New guy here. This shall serve as an introduction as well as a project thread. If I’m posting in the wrong place, someone let me know or feel free to move it.
So this table was built for a friend using materials that were not only recycled, but also sustainable. The table was to be set in a small kitchen which called for a small (3’x4’), but functional size. The legs are galvanized steel pipe, joined by the appropriate pipe fittings. The four legs are 1" pipes, while the cross braces pieces are 3/4". The table was joined together by pegs, dowels, and titebond II wood glue.
You can see how the wood is reclaimed in this picture. I pulled out quite a few nails, staples and screws. The goal was to keep the reclaimed look, but also be a nice, solid table. I put the rubber feet on the bottom of the pipe because I didn’t want to scratch up the floor. And they look quite nice if I do say so myself.
What joinery are you using for the 2 boards that are perpendicular to the other 10 boards? Sliding tenon?
For those unaware, wood expands and contracts perpendicular to the grain. As a rule of thumb, 1/16" of movement for every 12". If this is 48" wide, that means 1/4" of movement.
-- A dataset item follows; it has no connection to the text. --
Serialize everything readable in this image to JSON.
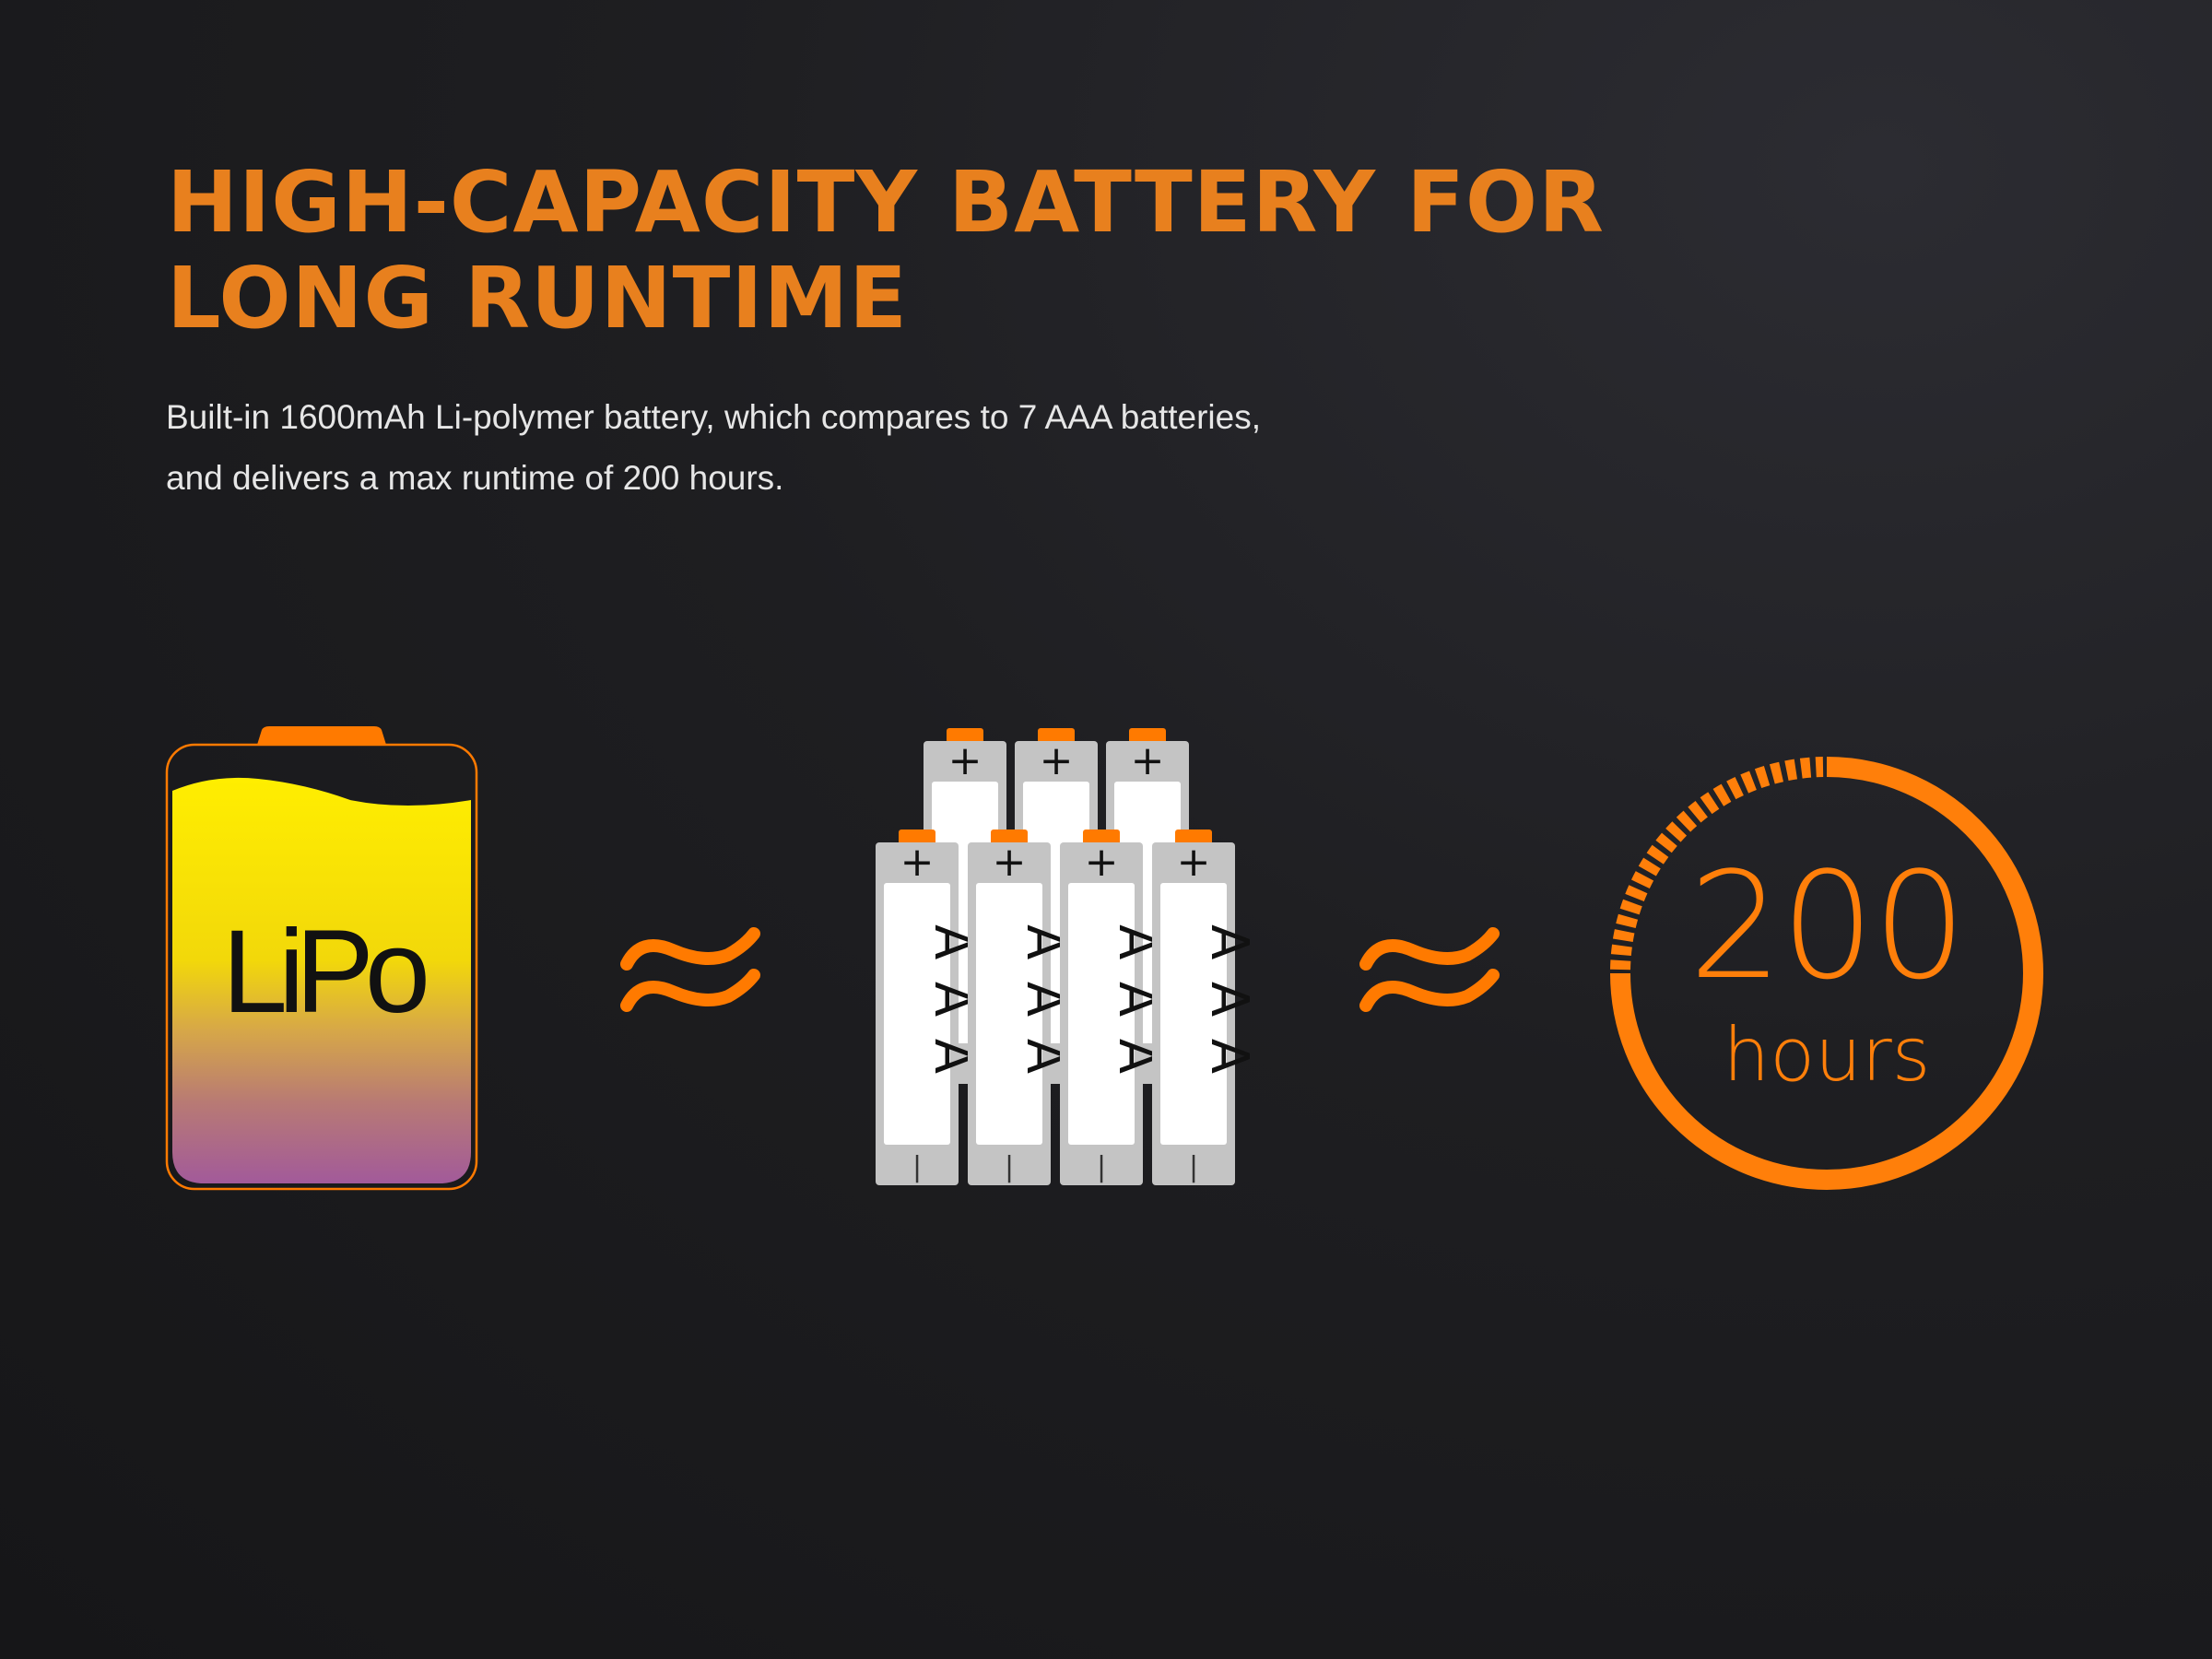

No screw in the world can stop that movement from happening. If a sliding tenon was not used on those two perpendicular boards, something has got to give. If it was made in the summer when the wood swells, the 10 boards will contract in the winter, the 2 on the end will became detached from the other 8 when they start hitting up against the 2 perpendicular boards. If it was made in the winter, when it swells in the summer, you will get a 1/8" gap between the 2 end boards and the 2 perpendicular boards.
A sliding tenon was used, and it was pegged together. The rest of the pieces are put together not only with glue, but also dowels. Wood swell was taken into account. The wood was also sealed to prevent the wood from swelling too much.